Wednesday 4 July 2012

Finca La Vigia (Ernest Hemingway home in Cuba)

                Ernest Hemingway was literary great who had a love affair with Cuba at a time when it wasn't popular. He had spent many years in and around Havana until finally buying a home in the small town of San Francisco de Paula about 25 km east of Havana. In 1940 he paid $12,500 for this beautiful, large home atop a hill. The name of the home 'Finca La Vigia' translated means Lookout Farm. You will see it's an appropriate name when you visit. You can see all the way to Havana from the house property and from the tower the view is spectacular. Hemingway wrote two of his most famous books at this house, "For whom the bell tolls" and of course "Old man and the sea".
                 I visited the house last year but it wasn't until I did some reading recently that I realized that the house hasn't been opened as a museum for very long. What a shame, it's taken 'The powers that be' several decades to do something with this historic property.

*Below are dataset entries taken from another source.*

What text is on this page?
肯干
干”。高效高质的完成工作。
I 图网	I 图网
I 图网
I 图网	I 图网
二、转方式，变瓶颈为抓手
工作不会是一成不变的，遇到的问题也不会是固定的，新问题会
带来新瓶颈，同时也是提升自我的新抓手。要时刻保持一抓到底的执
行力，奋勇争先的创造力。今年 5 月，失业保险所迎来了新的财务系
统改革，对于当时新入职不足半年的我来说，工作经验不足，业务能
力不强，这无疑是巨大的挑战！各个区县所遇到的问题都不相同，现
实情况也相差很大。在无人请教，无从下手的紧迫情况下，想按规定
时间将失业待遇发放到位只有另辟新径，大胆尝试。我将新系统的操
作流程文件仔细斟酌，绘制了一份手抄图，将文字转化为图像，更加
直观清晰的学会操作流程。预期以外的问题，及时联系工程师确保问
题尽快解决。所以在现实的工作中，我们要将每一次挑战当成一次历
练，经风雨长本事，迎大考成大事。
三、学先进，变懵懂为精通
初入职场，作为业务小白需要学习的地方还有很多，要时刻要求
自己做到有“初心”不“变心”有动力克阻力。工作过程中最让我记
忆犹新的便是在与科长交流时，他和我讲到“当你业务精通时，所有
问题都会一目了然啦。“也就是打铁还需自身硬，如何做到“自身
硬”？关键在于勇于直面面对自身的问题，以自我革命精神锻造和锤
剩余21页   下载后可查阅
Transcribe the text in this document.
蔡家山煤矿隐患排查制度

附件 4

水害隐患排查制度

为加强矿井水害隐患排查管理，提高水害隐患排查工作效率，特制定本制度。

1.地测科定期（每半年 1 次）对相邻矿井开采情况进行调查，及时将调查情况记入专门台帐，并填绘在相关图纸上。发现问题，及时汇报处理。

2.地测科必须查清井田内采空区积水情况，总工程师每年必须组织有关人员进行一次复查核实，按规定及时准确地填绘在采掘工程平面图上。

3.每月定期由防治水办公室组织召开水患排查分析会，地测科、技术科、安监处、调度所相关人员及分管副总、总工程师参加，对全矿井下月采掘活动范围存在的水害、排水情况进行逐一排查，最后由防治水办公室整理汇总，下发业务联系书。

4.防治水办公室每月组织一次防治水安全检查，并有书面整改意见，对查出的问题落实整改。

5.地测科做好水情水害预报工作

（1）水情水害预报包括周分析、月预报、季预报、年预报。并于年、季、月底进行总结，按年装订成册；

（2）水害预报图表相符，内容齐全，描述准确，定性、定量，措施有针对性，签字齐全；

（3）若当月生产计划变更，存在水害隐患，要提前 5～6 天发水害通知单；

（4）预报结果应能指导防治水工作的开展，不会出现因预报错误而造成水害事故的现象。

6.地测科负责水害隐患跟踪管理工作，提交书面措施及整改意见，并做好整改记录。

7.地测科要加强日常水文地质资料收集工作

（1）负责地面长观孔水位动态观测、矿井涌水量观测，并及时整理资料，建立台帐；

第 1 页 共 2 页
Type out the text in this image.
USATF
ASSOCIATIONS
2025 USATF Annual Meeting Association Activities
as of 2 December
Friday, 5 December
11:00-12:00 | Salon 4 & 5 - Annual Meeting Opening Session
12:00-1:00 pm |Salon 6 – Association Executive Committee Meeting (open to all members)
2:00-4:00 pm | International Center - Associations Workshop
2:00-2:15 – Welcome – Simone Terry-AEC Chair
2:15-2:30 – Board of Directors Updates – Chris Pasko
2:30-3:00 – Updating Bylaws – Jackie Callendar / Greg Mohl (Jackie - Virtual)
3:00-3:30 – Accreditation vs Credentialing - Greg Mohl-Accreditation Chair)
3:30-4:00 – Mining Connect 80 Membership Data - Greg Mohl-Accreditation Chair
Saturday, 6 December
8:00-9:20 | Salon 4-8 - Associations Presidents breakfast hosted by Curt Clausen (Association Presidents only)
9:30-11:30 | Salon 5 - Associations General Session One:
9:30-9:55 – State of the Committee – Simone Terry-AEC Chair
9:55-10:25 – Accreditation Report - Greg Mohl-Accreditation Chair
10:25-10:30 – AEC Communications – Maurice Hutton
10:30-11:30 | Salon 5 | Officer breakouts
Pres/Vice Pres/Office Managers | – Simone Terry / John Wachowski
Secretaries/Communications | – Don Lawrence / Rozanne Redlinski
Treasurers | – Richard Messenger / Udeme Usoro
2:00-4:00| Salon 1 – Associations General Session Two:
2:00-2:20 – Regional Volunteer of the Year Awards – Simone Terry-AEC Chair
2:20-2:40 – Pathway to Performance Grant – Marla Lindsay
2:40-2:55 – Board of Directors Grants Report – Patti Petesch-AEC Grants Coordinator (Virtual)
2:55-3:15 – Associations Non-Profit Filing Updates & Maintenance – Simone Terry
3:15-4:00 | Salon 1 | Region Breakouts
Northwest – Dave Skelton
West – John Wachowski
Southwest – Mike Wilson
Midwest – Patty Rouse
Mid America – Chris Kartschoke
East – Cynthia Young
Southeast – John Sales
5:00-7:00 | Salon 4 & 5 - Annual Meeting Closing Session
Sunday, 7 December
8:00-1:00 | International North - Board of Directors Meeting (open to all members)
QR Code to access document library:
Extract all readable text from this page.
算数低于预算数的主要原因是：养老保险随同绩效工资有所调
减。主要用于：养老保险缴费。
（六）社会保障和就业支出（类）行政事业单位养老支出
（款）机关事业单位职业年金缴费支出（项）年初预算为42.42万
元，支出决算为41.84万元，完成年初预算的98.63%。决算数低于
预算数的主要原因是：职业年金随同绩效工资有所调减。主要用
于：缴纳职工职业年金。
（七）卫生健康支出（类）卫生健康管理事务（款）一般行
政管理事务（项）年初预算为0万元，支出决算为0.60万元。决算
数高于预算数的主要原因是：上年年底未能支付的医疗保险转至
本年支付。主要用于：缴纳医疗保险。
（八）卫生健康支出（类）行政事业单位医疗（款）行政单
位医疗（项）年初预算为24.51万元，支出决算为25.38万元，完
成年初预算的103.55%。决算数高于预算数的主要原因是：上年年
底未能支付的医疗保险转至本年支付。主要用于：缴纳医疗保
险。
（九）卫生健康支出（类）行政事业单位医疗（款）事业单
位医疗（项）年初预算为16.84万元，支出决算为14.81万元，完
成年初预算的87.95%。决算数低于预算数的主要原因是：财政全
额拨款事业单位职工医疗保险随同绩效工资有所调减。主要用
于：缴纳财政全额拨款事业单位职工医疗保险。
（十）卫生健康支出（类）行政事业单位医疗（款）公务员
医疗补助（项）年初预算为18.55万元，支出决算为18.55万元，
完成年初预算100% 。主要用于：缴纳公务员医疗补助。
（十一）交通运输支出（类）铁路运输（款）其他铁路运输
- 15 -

                  Although it's only about 25km from Havana, it's still a good half an hour away in a what we would call "Blue collar" town. Once I got there I was a little disappointed that we couldn't enter the house. Apparently there was a lot of stealing going on and they had to put an end to that. The house is pretty much as it was, or at least says the butler that used to work for Hemingway at the time. Even the graves for several of his dogs remain close to the pool in  the back of the house.
                   The Cuban people loved Hemingway and the fact that he lived here in the middle of nowhere but close to the the people and places he loved as opposed to somewhere like Havana, endeared him even more to them. Hemingway lived here for more than 20 years and longer than anywhere else he's lived.
                    Open everyday with a nominal entrance fee. Follow Carretera Central from Havana and just ask around if you don't see any signs when you get to San Francisco de Paula.